Helpers needed to do book layout

At Litwin Books and Library Juice Press we are in need of some helpers to do book layout. We will provide instruction. Pay is negotiable, but we regard it primarily as an internship. Please contact rory at litwinbooks.com if you’re interested. Thanks!

January 12, 2010

Vancouver Public Library to enforce brand loyalty in sponsorships

This is an interesting tidbit coming from Vancouver, BC, site of history’s largest librarian’s strike in 2007.

Library management has sent branches a list of “do’s and don’t’s” concerning the upcoming Olympics. Branches must not allow Olympic-related library events to be sponsored by sponsors other than those with official relations with VANOC (Vancouver Olympic Committee). So, it has to be McDonalds, not Wendy’s, and it has to be Coke, and not Pepsi. Furthermore, there are audio-visual technology companies sponsoring the Olympics as well, so if you have a technician in from another company to help with the event, their company t-shirt must be covered.

Isn’t that just a little too much?

Here is the article: Librarians Told to Stand on Guard for 2010 Sponsors, The Tyee, January 12, by Geoff Dembicki.

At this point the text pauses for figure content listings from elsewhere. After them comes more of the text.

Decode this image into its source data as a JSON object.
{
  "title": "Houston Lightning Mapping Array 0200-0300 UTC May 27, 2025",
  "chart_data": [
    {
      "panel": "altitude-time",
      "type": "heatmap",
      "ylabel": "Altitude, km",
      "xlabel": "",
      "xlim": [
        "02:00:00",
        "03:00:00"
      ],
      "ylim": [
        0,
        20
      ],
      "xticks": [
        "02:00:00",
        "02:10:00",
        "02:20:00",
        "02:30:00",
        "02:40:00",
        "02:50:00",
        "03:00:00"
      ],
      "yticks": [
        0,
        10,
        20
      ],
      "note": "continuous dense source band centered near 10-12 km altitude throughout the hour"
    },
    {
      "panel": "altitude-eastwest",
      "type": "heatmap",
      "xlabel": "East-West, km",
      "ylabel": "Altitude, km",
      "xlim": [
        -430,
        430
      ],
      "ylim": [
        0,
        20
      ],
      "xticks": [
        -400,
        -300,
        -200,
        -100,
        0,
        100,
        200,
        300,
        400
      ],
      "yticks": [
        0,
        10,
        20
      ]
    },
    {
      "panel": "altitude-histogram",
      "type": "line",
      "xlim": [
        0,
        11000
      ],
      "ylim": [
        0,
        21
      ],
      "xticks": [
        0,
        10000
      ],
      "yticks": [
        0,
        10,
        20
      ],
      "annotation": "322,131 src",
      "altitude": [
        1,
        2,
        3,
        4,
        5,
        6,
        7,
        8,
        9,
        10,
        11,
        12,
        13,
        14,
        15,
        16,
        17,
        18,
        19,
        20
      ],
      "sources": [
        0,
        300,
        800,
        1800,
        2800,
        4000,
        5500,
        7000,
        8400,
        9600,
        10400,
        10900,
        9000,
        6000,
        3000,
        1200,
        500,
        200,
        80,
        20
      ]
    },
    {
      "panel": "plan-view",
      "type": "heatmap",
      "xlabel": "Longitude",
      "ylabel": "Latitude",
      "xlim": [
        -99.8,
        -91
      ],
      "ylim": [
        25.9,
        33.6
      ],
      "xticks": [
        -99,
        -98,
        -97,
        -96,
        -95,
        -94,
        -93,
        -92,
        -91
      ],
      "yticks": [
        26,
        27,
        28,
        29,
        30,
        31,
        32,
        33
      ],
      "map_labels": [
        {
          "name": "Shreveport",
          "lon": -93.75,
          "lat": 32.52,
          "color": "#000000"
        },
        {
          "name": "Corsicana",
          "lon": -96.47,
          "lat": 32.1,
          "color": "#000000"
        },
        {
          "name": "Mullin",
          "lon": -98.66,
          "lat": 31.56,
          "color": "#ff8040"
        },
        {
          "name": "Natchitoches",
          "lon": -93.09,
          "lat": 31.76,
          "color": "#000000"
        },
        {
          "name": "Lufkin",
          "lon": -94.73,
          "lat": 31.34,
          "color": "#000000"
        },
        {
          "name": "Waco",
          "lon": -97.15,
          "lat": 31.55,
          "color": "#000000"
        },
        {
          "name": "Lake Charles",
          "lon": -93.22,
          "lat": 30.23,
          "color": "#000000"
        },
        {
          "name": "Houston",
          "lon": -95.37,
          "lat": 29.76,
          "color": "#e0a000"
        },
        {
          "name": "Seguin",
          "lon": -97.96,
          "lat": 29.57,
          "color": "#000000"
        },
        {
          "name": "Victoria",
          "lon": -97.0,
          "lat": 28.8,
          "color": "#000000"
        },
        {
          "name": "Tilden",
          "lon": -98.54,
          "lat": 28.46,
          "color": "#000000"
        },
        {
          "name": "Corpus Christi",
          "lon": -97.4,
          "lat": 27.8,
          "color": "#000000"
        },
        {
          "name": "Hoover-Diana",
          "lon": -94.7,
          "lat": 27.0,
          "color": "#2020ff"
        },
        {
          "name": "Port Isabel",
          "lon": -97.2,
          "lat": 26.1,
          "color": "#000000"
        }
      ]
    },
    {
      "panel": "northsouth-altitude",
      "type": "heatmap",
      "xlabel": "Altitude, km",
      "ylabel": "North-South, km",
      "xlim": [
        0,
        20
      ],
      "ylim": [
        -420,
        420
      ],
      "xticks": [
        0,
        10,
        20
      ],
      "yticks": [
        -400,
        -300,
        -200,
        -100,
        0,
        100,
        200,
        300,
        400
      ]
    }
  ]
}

SFPL adds a social worker to the staff

San Francisco Public Library has added a professional social worker to the staff to manage issues relating to library users who are homeless or in poverty. They’re paying her a lot more than they pay the librarians, which is annoying. However, it looks to me like they are addressing the needs of poor people in the community in a serious way, and what they are doing might really work. Worth thinking about in other urban public libraries.

January 11, 2010

Speaking at the U of Alberta Forum for Information Professionals

For those of you who in the Edmonton, Alberta area, I will be giving the keynote speech at the Forum for Information Professionals at the University of Alberta’s School of Library and Information Studies next month. I will be speaking in the morning on Friday, February 5th.

January 8, 2010

Preface and Intro to Humanism and Libraries

The Preface and Introduction to André Cossette’s Humanism and Libraries: An Essay on the Philosophy of Librarianship are now online. The Preface is my explanation of why I chose to publish the book and what makes it valuable, and the Introduction is by the author.

January 3, 2010

Fun instructional video that we made quickly and without a lot of planning

December 23, 2009

Rodriguez on the Twilight of the Newspaper

Final edition: Twilight of the American newspaper,” By Richard Rodriguez, in the November issue of Harper’s Magazine. This article is a beautiful explanation of the role that newspapers have had in defining and uniting cities. In this case it’s mostly about San Francisco, but it’s also about newspapers in general, their fate, and what it means. I read it on the plane from Minneapolis to the San Francisco Bay Area, where I am vacationing in the house where I grew up. We subscribed to the Chronicle when I was a kid, so I know exactly what Rodriguez is talking about. (I even had a paper route.) Rodriguez quotes Gavin Newsome, the mayor of San Francisco, about newspapers, saying that if SF lost its daily newspapers, “No one under 30 would notice.” I think that’s true. Gavin was in my graduating class at Redwood High School. What Rodriguez shows is the connection that daily newspapers have, or have had, to everything else. I recommend this piece for some holiday reading (preferably in print).